Alex Amsterdam

Personal information
- Full name: Alex Adrian Anthony Amsterdam
- Born: June 8, 1991 (age 35) Guyana
- Batting: Left-handed
- Bowling: Right off spin

International information
- National side: United States (2015–2016);

Domestic team information
- 2016: ICC Americas
- Source: CricketArchive, 29 December 2015

= Alex Amsterdam =

Guyanese-born American cricketer

Alex Adrian Anthony Amsterdam (born June 8, 1991) is an American cricketer of Guyanese origin. He made his debut for the American national side in July 2015.
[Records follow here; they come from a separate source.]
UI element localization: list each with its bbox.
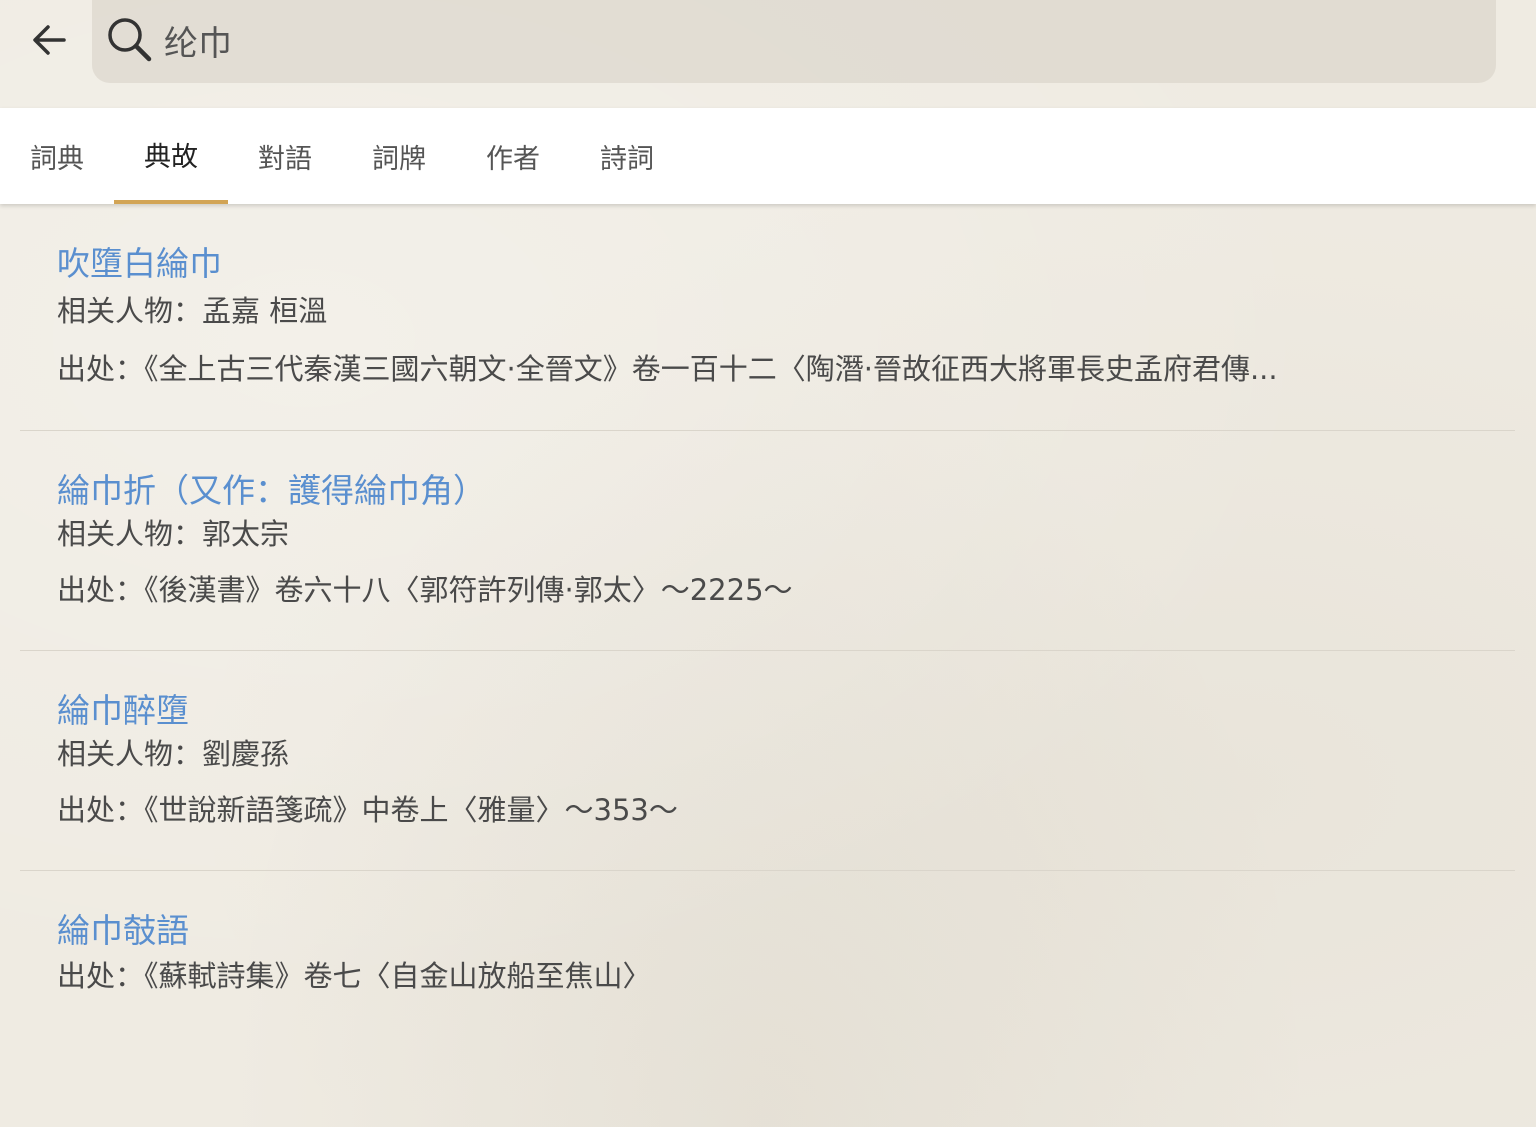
entry-source: 出处：《後漢書》卷六十八〈郭符許列傳·郭太〉～2225～ [57,567,793,609]
list-item[interactable]: 綸巾醉墮 相关人物：劉慶孫 出处：《世說新語箋疏》中卷上〈雅量〉～353～ [20,651,1515,871]
people-value: 孟嘉 桓溫 [202,294,328,328]
tab-bar: 詞典 典故 對語 詞牌 作者 詩詞 [0,108,1536,204]
people-value: 郭太宗 [202,517,290,551]
top-bar [0,0,1536,108]
entry-title[interactable]: 綸巾醉墮 [57,684,189,732]
source-value: 《後漢書》卷六十八〈郭符許列傳·郭太〉～2225～ [144,573,793,607]
people-label: 相关人物： [57,737,203,771]
tab-allusion[interactable]: 典故 [114,108,228,204]
tab-dictionary[interactable]: 詞典 [0,108,114,204]
entry-title[interactable]: 綸巾折（又作：護得綸巾角） [57,464,486,512]
search-icon [108,18,152,62]
entry-people: 相关人物：劉慶孫 [57,731,289,773]
people-value: 劉慶孫 [202,737,290,771]
source-label: 出处： [57,793,145,827]
entry-people: 相关人物：孟嘉 桓溫 [57,288,327,330]
list-item[interactable]: 吹墮白綸巾 相关人物：孟嘉 桓溫 出处：《全上古三代秦漢三國六朝文·全晉文》卷一… [20,204,1515,431]
source-label: 出处： [57,352,145,386]
tab-couplets[interactable]: 對語 [228,108,342,204]
entry-source: 出处：《蘇軾詩集》卷七〈自金山放船至焦山〉 [57,953,652,995]
entry-people: 相关人物：郭太宗 [57,511,289,553]
tab-ci-tunes[interactable]: 詞牌 [342,108,456,204]
search-input[interactable] [164,12,1464,68]
entry-title[interactable]: 吹墮白綸巾 [57,237,222,285]
source-label: 出处： [57,573,145,607]
source-label: 出处： [57,959,145,993]
list-item[interactable]: 綸巾折（又作：護得綸巾角） 相关人物：郭太宗 出处：《後漢書》卷六十八〈郭符許列… [20,431,1515,651]
entry-source: 出处：《世說新語箋疏》中卷上〈雅量〉～353～ [57,787,678,829]
source-value: 《世說新語箋疏》中卷上〈雅量〉～353～ [144,793,678,827]
people-label: 相关人物： [57,517,203,551]
source-value: 《全上古三代秦漢三國六朝文·全晉文》卷一百十二〈陶潛·晉故征西大將軍長史孟府君傳… [144,352,1278,386]
people-label: 相关人物： [57,294,203,328]
back-arrow-icon [33,25,66,55]
search-box[interactable] [92,0,1496,83]
tab-authors[interactable]: 作者 [456,108,570,204]
entry-source: 出处：《全上古三代秦漢三國六朝文·全晉文》卷一百十二〈陶潛·晉故征西大將軍長史孟… [57,346,1278,388]
back-button[interactable] [22,14,74,66]
tab-poems[interactable]: 詩詞 [570,108,684,204]
source-value: 《蘇軾詩集》卷七〈自金山放船至焦山〉 [144,959,652,993]
list-item[interactable]: 綸巾攲語 出处：《蘇軾詩集》卷七〈自金山放船至焦山〉 [20,871,1515,1051]
entry-title[interactable]: 綸巾攲語 [57,904,189,952]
Originally from Skeldon, in Guyana's East Berbice-Corentyne region, Amsterdam played for the Guyana under-19s before emigrating to the United States. He continued playing cricket after moving to Brooklyn, New York, and after good performances at club and regional level was selected in the U.S. squad for the 2015 World Twenty20 Qualifier. At that tournament, Amsterdam played in five of his team's six matches, all of which held Twenty20 status. His best batting performance was 43 not out against Hong Kong, while his only wicket of the tournament came against Namibia. Later in 2015, Amsterdam was selected in the ICC Americas squad for the 2015–16 Regional Super50, a West Indian List A competition in which the region had been invited to compete as a guest. In the first match, against Barbados, he scored 73 from 87 balls.

In October 2018, he was named in the United States' squads for the 2018–19 Regional Super50 tournament in the West Indies and for the 2018 ICC World Cricket League Division Three tournament in Oman.